The key to doing this is to observe that the pixmap compiler which is driven by the put_sprite_scaled call (OS_SpriteOp 52) can do several clever things:
a) omit colour remapping
b) omit x and/or y size remapping
c) omit itself entirely and call put_sprite (OS_SpriteOp 34) (only when a) and b) completely omitted)
BUT it can only do these things if given some helpful hints.
In order to provoke action a), you need to tell it that the pixel translation table should not be used - this can be done in the 1-1 map situation by using code such as:
FORQ%=0TO255:pixtrans%?Q%=Q%:NEXT
SYS "ColourTrans_SelectTable",m,palptr%,-1,-1,pixtrans%
spx%=-1:FORQ%=0TO255:IFpixtrans%?Q%<>Q% spx%=pixtrans%
NEXT
and then using spx% as the pixel translation table (r7) value for op 52. When spx% is -1 the pixel translation step will be omitted and this at least doubles the speed of the sprite plot.

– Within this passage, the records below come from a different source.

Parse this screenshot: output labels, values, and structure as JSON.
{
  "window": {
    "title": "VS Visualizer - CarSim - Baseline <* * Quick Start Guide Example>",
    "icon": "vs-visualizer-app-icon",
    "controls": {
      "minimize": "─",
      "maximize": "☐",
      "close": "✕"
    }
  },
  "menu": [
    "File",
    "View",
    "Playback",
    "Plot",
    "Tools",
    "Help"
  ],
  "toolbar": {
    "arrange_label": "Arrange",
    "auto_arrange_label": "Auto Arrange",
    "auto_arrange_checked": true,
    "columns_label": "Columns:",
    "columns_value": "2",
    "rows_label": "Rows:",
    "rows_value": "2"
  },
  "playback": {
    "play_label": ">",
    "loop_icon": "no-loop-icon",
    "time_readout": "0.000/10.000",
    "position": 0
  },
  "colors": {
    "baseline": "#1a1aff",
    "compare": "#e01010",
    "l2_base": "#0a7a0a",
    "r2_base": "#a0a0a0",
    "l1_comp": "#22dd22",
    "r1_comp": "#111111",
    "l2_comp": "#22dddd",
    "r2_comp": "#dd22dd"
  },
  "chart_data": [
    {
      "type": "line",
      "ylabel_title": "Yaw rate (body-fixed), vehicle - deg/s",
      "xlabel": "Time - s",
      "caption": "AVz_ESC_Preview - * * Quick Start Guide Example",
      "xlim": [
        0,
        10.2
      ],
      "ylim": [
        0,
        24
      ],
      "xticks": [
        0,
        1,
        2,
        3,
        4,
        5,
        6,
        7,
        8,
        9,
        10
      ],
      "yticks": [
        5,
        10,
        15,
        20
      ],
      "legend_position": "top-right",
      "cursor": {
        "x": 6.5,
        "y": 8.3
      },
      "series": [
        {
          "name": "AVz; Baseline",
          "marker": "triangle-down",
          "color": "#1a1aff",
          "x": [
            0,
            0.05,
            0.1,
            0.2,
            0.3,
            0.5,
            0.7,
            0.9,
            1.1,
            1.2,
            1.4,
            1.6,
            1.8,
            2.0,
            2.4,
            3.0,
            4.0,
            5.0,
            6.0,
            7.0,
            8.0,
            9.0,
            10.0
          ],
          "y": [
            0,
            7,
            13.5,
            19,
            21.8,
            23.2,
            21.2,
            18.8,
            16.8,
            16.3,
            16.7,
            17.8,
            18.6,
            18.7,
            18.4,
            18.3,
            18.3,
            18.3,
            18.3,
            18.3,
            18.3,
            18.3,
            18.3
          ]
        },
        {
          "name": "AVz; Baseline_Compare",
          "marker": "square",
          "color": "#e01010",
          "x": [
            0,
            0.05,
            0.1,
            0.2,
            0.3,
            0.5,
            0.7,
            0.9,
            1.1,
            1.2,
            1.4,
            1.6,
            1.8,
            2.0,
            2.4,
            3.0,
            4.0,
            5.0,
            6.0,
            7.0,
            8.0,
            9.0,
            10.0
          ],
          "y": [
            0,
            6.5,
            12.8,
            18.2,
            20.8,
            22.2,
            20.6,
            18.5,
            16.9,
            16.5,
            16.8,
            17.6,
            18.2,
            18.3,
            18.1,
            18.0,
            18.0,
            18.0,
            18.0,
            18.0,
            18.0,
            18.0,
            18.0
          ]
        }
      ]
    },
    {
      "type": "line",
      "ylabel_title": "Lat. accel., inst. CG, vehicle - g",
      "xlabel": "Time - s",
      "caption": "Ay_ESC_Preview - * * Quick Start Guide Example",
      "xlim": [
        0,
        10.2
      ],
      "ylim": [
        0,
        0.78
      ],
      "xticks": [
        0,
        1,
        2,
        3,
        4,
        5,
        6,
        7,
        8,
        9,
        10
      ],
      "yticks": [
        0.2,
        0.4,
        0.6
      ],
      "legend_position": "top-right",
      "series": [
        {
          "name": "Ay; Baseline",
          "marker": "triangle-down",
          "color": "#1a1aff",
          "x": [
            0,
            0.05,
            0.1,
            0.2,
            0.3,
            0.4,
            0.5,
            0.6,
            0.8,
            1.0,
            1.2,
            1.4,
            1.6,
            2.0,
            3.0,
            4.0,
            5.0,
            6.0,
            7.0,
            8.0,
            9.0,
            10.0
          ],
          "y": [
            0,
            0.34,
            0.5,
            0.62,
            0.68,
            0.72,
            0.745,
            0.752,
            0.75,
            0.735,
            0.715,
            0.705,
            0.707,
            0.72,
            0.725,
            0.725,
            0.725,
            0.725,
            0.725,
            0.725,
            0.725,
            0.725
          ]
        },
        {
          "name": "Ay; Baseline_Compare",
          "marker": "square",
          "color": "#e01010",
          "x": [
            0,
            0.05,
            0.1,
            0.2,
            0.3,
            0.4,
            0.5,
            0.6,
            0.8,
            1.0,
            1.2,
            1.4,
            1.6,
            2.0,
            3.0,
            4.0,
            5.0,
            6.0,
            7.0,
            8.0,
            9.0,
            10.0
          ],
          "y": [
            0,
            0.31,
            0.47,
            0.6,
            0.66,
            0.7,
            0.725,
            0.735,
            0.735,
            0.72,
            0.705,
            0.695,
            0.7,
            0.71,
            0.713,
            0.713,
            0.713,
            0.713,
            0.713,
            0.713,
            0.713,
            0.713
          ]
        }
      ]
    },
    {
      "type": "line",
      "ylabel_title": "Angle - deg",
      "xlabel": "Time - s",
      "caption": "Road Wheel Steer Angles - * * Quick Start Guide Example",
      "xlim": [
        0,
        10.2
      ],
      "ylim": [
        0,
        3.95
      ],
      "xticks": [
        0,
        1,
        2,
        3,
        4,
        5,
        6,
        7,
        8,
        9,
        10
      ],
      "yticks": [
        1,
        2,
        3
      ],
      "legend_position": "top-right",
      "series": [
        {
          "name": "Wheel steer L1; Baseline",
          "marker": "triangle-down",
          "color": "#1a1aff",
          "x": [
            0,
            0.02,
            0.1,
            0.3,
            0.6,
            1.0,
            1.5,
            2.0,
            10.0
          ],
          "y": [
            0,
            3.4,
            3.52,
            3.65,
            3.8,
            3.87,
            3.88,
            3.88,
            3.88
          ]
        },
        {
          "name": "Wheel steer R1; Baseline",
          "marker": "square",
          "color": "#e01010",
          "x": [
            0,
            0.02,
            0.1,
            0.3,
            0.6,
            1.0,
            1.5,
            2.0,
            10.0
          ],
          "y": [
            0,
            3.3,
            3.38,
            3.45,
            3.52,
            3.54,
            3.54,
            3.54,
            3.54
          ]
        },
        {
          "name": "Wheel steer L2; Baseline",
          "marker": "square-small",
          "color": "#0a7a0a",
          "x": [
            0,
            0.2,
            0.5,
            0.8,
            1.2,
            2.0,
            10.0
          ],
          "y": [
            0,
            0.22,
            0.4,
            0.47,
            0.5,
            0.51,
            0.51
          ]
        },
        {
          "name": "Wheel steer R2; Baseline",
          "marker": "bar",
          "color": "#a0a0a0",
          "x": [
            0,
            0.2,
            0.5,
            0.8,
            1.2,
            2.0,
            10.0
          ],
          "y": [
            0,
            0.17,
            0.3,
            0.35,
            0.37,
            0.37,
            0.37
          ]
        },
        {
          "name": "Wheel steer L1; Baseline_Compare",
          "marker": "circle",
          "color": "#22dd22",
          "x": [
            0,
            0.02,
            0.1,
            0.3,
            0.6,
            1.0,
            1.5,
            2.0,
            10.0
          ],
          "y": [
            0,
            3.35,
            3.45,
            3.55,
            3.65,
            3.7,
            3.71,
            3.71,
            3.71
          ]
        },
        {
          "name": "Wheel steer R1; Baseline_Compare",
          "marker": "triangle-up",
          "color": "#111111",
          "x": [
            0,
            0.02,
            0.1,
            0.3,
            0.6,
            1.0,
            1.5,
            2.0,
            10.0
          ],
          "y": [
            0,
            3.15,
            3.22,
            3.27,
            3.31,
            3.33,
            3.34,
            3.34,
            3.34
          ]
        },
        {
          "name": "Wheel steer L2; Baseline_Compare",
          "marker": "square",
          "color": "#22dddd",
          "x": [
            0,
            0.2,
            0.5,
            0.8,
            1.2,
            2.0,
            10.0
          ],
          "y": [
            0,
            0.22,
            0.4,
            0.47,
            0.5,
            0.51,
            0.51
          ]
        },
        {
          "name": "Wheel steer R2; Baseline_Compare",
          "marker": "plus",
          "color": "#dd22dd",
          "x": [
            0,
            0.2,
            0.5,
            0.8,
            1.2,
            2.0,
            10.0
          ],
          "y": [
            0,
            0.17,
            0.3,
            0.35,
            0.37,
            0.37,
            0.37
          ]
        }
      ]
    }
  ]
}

Action b) comes from correctly specified scale factors: reduce them to the lowest terms and its happy.
Then action c) happens "as if by magic" and your sprites are plotted faster when the wind is behind them. And in any mode when it isn't. Action c) can be sped up by calling op 34 yourself having recognised that op 52 will be doing this - this avoids op 52 making several read mode variable calls.